Another characteristic that they all three had in common—and [turning to Bergson’s daughter, Astra Temko] this might’ve made your father a little difficult, I suspect—is that they didn’t suffer fools gladly.
Astra Temko: I have memories I don’t want to share. (Laughs.)
David Samuels: I think one reason your film about Le Chambon, Weapons of the Spirit, made such an impression on me was that it told a story about an entire community of simple, deeply rooted people who followed the dictates of conscience in an uncomplicated way. I remember seeing the film in the theater and being very struck by the explanation that these were Huguenots and that their connection to the Bible was direct and their own history of persecution in France was very alive to them. Saving Jews was a natural and uncomplicated if also very dangerous thing for them to do. So, is this kind of heroic activity really the product of relentless and exceedingly intelligent individuals? Weapons of the Spirit suggested the opposite.
Pierre Sauvage: It’s always nice to make a film and have someone summarize it so accurately. I actually think that there were, in the broadest terms, two types of rescuers. There were people who had no intention of being rescuers. They got up in the morning, were faced with a particular situation, and responded appropriately. Then there were others who struck me as being more driven characters, out to embody or to prove something. What’s interesting about Le Chambon is that it had both types. Wherever there was a strong Huguenot presence in France, there was rescue—for the reasons you started to identify. It happened that Le Chambon was the most densely Huguenot area in France, so you had the most intensive rescue activity.
David Samuels: There is a criticism of stories about rescuers that goes like this: The Holocaust wasn’t about human goodness.
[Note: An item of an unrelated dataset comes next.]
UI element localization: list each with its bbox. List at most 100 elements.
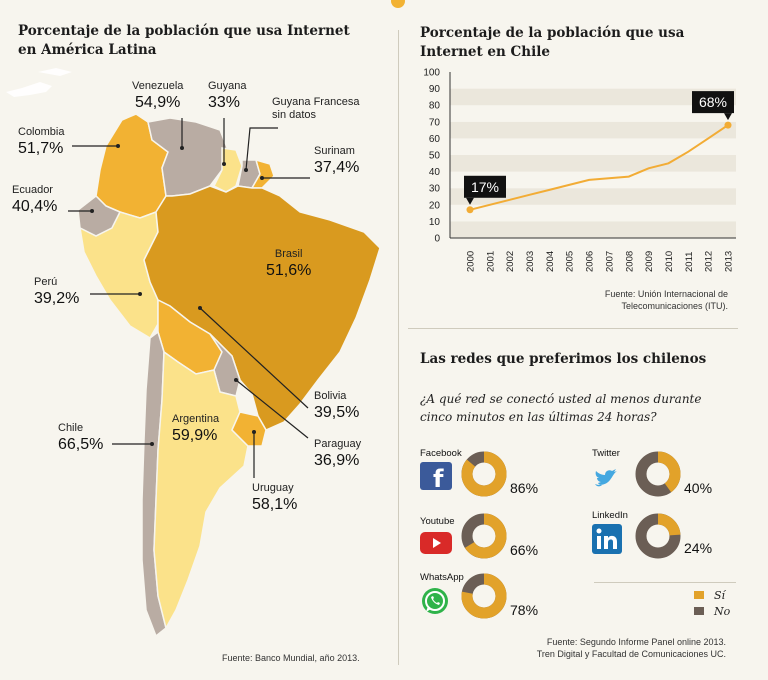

It’s a story about the mass murder of women, men, and children, often with the passive or gleeful help of their neighbors. All those people are dead, and an entire culture was destroyed. You can go to all of those villages in Poland, or to Prague, and you will find only museum-like traces of what once was an incredibly vital world, whose Jewish inhabitants died in horrible ways. Giving people the feel-good stories of a handful of individuals who heroically rescued a few of these people is in the end a profound distortion of a catastrophe, which had no redeeming value.
Pierre Sauvage: Of course there is nothing redemptive about mass murder. But any aspect of any story can be distorted. One can distort the righteous as well. But if faithfully addressed, if honestly approached, every story of rescue is an act of accusation. It’s the opposite of an alibi.
Peter Bergson himself is an incredible example. Here he was, saying all this stuff and doing all this stuff. So we now know that it was possible to say that stuff and to do that stuff. If we don’t have examples of what was possible to do and say, then we will be giving future generations the greatest alibi of all: that it wasn’t possible to do anything.
But I can understand some of the criticism of Schindler’s List, for example. Schindler was actually anti-Nazi, but that didn’t work. Spielberg wanted to tell this more dramatic story. Any dramatist wants a transformation, wants big moments.
David Samuels: I think there is also something inherently comfortable for Jews about the stories of gentile rescuers. We get to say, “Oh, well, look, the goyim were not all bad. We remember the good ones. On the other hand, the rest of you are a bunch of bloody murderers.” And then we get to have these wonderful discussions: Why didn’t they, the world, do more to rescue us while we were being murdered and victimized? It’s a very easy place, I think, for American Jews to rest. However, the story of Peter Bergson, especially for the American Jewish community, is much less comfortable.